Big companies are quickly developing and placing on the market intelligent systems applications to assist clinicians in their daily tasks. Nevertheless, research institutions can provide relevant contributions in this still-open field of research. In particular, INFN can take advantage of its unique expertise in big data handling inherited for high-energy physics experiments and to the availability of extremely powerful computing centres mainly built to store and process those data. More importantly, a network of fruitful interactions between INFN Physicists and Clinicians of several Italian hospitals and clinical research centers has been built in the last two decades, thanks also to specific research initiatives funded by INFN-CSN5.

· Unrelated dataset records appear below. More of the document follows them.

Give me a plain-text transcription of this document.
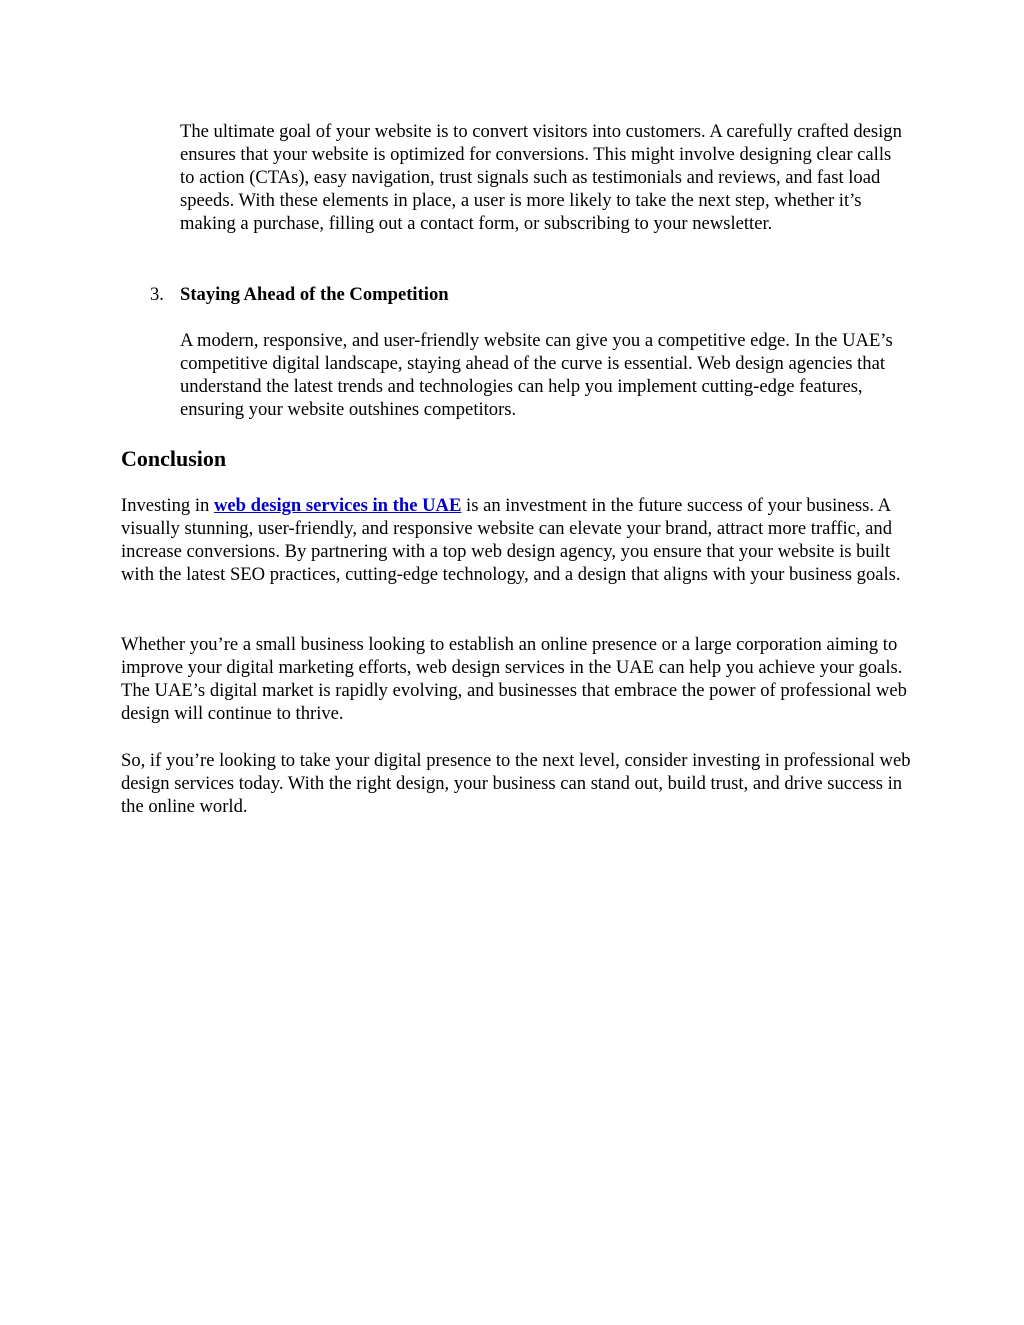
The ultimate goal of your website is to convert visitors into customers. A carefully crafted design ensures that your website is optimized for conversions. This might involve designing clear calls to action (CTAs), easy navigation, trust signals such as testimonials and reviews, and fast load speeds. With these elements in place, a user is more likely to take the next step, whether it’s making a purchase, filling out a contact form, or subscribing to your newsletter.

3. Staying Ahead of the Competition

A modern, responsive, and user-friendly website can give you a competitive edge. In the UAE’s competitive digital landscape, staying ahead of the curve is essential. Web design agencies that understand the latest trends and technologies can help you implement cutting-edge features, ensuring your website outshines competitors.

Conclusion

Investing in web design services in the UAE is an investment in the future success of your business. A visually stunning, user-friendly, and responsive website can elevate your brand, attract more traffic, and increase conversions. By partnering with a top web design agency, you ensure that your website is built with the latest SEO practices, cutting-edge technology, and a design that aligns with your business goals.

Whether you’re a small business looking to establish an online presence or a large corporation aiming to improve your digital marketing efforts, web design services in the UAE can help you achieve your goals. The UAE’s digital market is rapidly evolving, and businesses that embrace the power of professional web design will continue to thrive.

So, if you’re looking to take your digital presence to the next level, consider investing in professional web design services today. With the right design, your business can stand out, build trust, and drive success in the online world.
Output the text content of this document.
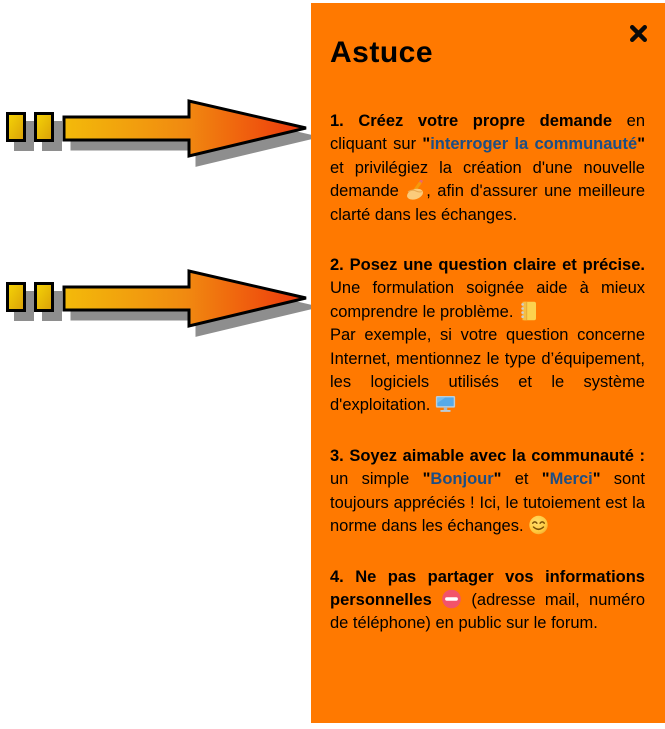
Astuce

1. Créez votre propre demande en cliquant sur "interroger la communauté" et privilégiez la création d'une nouvelle demande , afin d'assurer une meilleure clarté dans les échanges.

2. Posez une question claire et précise. Une formulation soignée aide à mieux comprendre le problème.
Par exemple, si votre question concerne Internet, mentionnez le type d’équipement, les logiciels utilisés et le système d'exploitation.

3. Soyez aimable avec la communauté : un simple "Bonjour" et "Merci" sont toujours appréciés ! Ici, le tutoiement est la norme dans les échanges.

4. Ne pas partager vos informations personnelles  (adresse mail, numéro de téléphone) en public sur le forum.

The Artificial Intelligence in Medicine (AIM) project aims to exploit the expertise of INFN and associated researchers on medical data processing and enhancement, and turn it in the development of advanced and effective analysis instruments to be eventually clinically validated and translated into products.
INFN Section of Catania is working on predictive models for transcranial neurosurgery through focused ultrasounds guided by magnetic resonance (tc-MRgFUS).
The study concerns patients with medication refractory ET. The use of advanced magnetic resonance (MR) techniques (such as diffusion weighted imaging as well as function MRI) will allows for a further improvement of the therapy and a thorough quantitative evaluation of the effects of the treatment with Trans-cranial MRgFUS. In the first step of the activity intends to create a common database collecting images and clinical data of medication refractory ET patient in collaboration with the Azienda Ospedaliera Universitaria Policlinico of Palermo. These data will be analyzed with ad-hocdeveloped softwares for the selection of the most important features as well as for a faster spatial localization of the target in the thalamus (to speed treatment procedure). We propose to employ classifiers to predict predict the overall tcMRgFUS treatment response, patient-specific effectiveness and side-effects.